When dealing with a car crash, you are also likely to deal with a high possibility of head injury. Most times, the focus goes to impact injuries like traumatic brain injury (TBI) or concussive damages.

But skull fractures pose as another, lesser-known issue that can cause just as much – if not even more – damage than impact injuries.

Problems arising from skull fractures

Merck Manuals discusses potential problems that can arise from a skull fracture. First, a skull fracture can cause damage to the brain itself. Impact damage to the brain is also a big problem, especially since it can cause swelling that can cut off blood circulation and result in cell death. But fractured skulls can result in part of the brain getting cut or jabbed.

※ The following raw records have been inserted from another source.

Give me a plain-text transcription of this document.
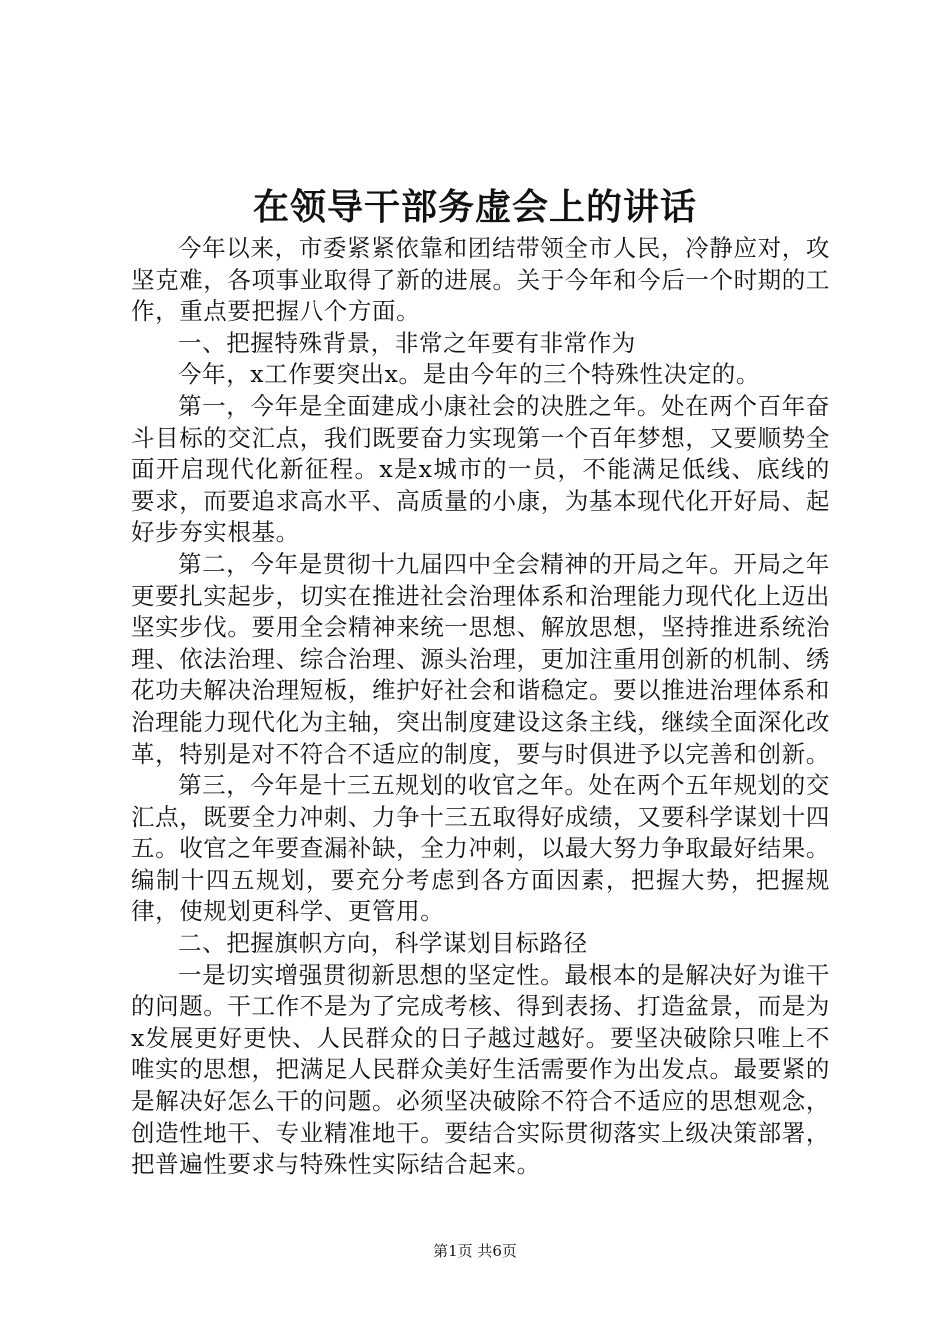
在领导干部务虚会上的讲话

今年以来，市委紧紧依靠和团结带领全市人民，冷静应对，攻坚克难，各项事业取得了新的进展。关于今年和今后一个时期的工作，重点要把握八个方面。

一、把握特殊背景，非常之年要有非常作为

今年，x工作要突出x。是由今年的三个特殊性决定的。

第一，今年是全面建成小康社会的决胜之年。处在两个百年奋斗目标的交汇点，我们既要奋力实现第一个百年梦想，又要顺势全面开启现代化新征程。x是x城市的一员，不能满足低线、底线的要求，而要追求高水平、高质量的小康，为基本现代化开好局、起好步夯实根基。

第二，今年是贯彻十九届四中全会精神的开局之年。开局之年更要扎实起步，切实在推进社会治理体系和治理能力现代化上迈出坚实步伐。要用全会精神来统一思想、解放思想，坚持推进系统治理、依法治理、综合治理、源头治理，更加注重用创新的机制、绣花功夫解决治理短板，维护好社会和谐稳定。要以推进治理体系和治理能力现代化为主轴，突出制度建设这条主线，继续全面深化改革，特别是对不符合不适应的制度，要与时俱进予以完善和创新。

第三，今年是十三五规划的收官之年。处在两个五年规划的交汇点，既要全力冲刺、力争十三五取得好成绩，又要科学谋划十四五。收官之年要查漏补缺，全力冲刺，以最大努力争取最好结果。编制十四五规划，要充分考虑到各方面因素，把握大势，把握规律，使规划更科学、更管用。

二、把握旗帜方向，科学谋划目标路径

一是切实增强贯彻新思想的坚定性。最根本的是解决好为谁干的问题。干工作不是为了完成考核、得到表扬、打造盆景，而是为x发展更好更快、人民群众的日子越过越好。要坚决破除只唯上不唯实的思想，把满足人民群众美好生活需要作为出发点。最要紧的是解决好怎么干的问题。必须坚决破除不符合不适应的思想观念，创造性地干、专业精准地干。要结合实际贯彻落实上级决策部署，把普遍性要求与特殊性实际结合起来。

第1页 共6页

Bits of the skull can also end up embedded in the soft tissue, which may cause huge neurological problems.

Potential red flags

Symptoms often appear quickly and may take several different forms, including:

  • Loss of balance and lack of coordination
  • The inability to move one or more limbs
  • Complete paralysis
  • Excruciating headaches that worsen over time
  • Nausea and vomiting
  • Seizures
  • The inability to identify your surroundings or people near you

Blood can also pool in the cavities in your head, resulting in bruising behind the ears and around the eyes. If blood builds up behind the eardrums, they can burst, causing you to bleed from the ears as well. On top of that, a skull fracture can result in the loss of cerebrospinal fluid (CSF), which can leak from the nose and ears as a clear liquid.

Any of these signs indicate the possibility of severe injury and damage to the brain. If you see them, you should get the victim to immediate medical care.